Responding to this again, because the solution I’d found turns out not to be good enough. The virtual relationships I’d added to the database can accidentally connect and therefore show more data than is actually connected. I’ll expand the slightly obfuscated data structure a bit.
I’ve got two types of node I want to show: the :Origin that was initially selected, and the :Connection that I want to show only when there’s a connection. That connection runs through :Sets that consist of :Elements which in turn connect to :OtherElements that are part of :OtherSets. And that other set connects to the :Connection. (Yes, Set/Element are slightly different from OtherSet/OtherElement; I don’t think it’s relevant, but I’m including it just in case. There are a few hundred thousand OtherElements; far more than Elements.)

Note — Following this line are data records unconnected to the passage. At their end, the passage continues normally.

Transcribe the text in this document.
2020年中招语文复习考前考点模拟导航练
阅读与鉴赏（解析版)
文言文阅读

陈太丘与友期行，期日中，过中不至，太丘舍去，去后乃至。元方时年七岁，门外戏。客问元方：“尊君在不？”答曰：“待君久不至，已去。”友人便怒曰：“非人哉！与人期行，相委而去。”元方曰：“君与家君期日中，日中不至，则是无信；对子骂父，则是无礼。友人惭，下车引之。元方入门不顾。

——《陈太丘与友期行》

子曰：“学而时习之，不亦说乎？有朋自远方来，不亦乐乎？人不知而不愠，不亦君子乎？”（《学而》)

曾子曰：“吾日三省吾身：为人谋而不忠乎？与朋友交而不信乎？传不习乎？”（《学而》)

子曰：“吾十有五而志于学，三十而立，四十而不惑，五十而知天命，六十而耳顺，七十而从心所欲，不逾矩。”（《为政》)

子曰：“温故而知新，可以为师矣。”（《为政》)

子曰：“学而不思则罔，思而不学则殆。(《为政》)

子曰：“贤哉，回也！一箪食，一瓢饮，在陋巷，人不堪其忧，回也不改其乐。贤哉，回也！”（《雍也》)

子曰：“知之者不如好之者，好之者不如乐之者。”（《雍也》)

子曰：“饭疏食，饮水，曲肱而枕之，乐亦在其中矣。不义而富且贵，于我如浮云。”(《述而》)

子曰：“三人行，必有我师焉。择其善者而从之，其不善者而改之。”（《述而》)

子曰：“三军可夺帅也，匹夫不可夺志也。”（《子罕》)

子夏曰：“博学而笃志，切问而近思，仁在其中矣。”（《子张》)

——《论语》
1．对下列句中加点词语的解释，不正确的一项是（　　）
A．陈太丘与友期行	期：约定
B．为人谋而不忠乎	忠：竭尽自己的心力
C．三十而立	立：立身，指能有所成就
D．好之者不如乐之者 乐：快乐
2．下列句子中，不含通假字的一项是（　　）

It’s possible that not all elements connect to other elements of the same set. Consider this case:
(o:Origin)-->(a:Connection)-->(b:Connection)

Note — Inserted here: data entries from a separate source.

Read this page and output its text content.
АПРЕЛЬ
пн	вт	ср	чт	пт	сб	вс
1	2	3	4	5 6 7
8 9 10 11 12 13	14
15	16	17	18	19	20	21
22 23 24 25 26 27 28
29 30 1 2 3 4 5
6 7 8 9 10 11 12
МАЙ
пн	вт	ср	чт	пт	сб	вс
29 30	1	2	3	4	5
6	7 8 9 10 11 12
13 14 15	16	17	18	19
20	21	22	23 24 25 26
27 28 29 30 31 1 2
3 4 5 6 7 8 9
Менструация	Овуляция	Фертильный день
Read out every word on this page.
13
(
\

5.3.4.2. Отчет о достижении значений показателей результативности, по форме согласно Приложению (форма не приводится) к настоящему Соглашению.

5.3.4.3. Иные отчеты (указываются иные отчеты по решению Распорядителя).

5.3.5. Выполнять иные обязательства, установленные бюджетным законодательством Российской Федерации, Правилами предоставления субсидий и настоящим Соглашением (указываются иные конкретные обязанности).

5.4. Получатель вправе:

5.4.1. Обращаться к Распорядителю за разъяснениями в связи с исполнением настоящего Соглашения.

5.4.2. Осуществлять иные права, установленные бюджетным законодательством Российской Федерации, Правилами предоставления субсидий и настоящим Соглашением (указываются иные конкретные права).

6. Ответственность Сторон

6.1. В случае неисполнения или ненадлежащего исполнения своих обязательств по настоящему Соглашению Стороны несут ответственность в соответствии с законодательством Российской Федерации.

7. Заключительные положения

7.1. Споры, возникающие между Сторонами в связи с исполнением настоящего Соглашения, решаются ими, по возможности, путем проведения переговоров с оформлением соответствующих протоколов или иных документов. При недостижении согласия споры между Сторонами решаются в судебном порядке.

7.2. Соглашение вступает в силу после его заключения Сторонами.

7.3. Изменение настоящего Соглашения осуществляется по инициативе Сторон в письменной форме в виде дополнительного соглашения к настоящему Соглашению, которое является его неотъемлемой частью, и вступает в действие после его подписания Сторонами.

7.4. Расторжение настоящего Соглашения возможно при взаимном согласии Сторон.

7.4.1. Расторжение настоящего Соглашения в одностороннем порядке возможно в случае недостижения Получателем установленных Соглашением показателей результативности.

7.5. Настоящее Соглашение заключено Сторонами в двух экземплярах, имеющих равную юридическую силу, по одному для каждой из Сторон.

They’re only connected through these underlying sets and elements, and it’s the elements from a that connect to b don’t actually connect to o, even if there are other elements from a that do connect to o and not to b. In that case, I don’t want to see b. This is why my solution with the [:VIRTUAL_FLOW] doesn’t work. I’ll have to follow the actual elements.
One thing I’ve done is take this one step at a time. If (b:Connection) connects to (c:Connection), for example, I don’t fetch c until the user decides to expand b. That makes the query a lot simpler, but still very expensive. Imagine if we expand these Connections a few more hops, I still want to know if the next hop still connects to Origin through all these layers of OtherElements. Which means I need to use a [:FLOW*0..] relation, and that apparently explodes and eats up all the memory.
So I’ve been trying a couple of different approaches:
MATCH (o:Origin {id: $origin})→(:Set)<-[:PART_OF_SET]-(:Element)<--(:OtherElement)<-[:FLOW*0..]-(connectingElement:OtherElement)-[:PART_OF_SET]->(:OtherSet)-->(expandingConnection:Connection {id: $connection})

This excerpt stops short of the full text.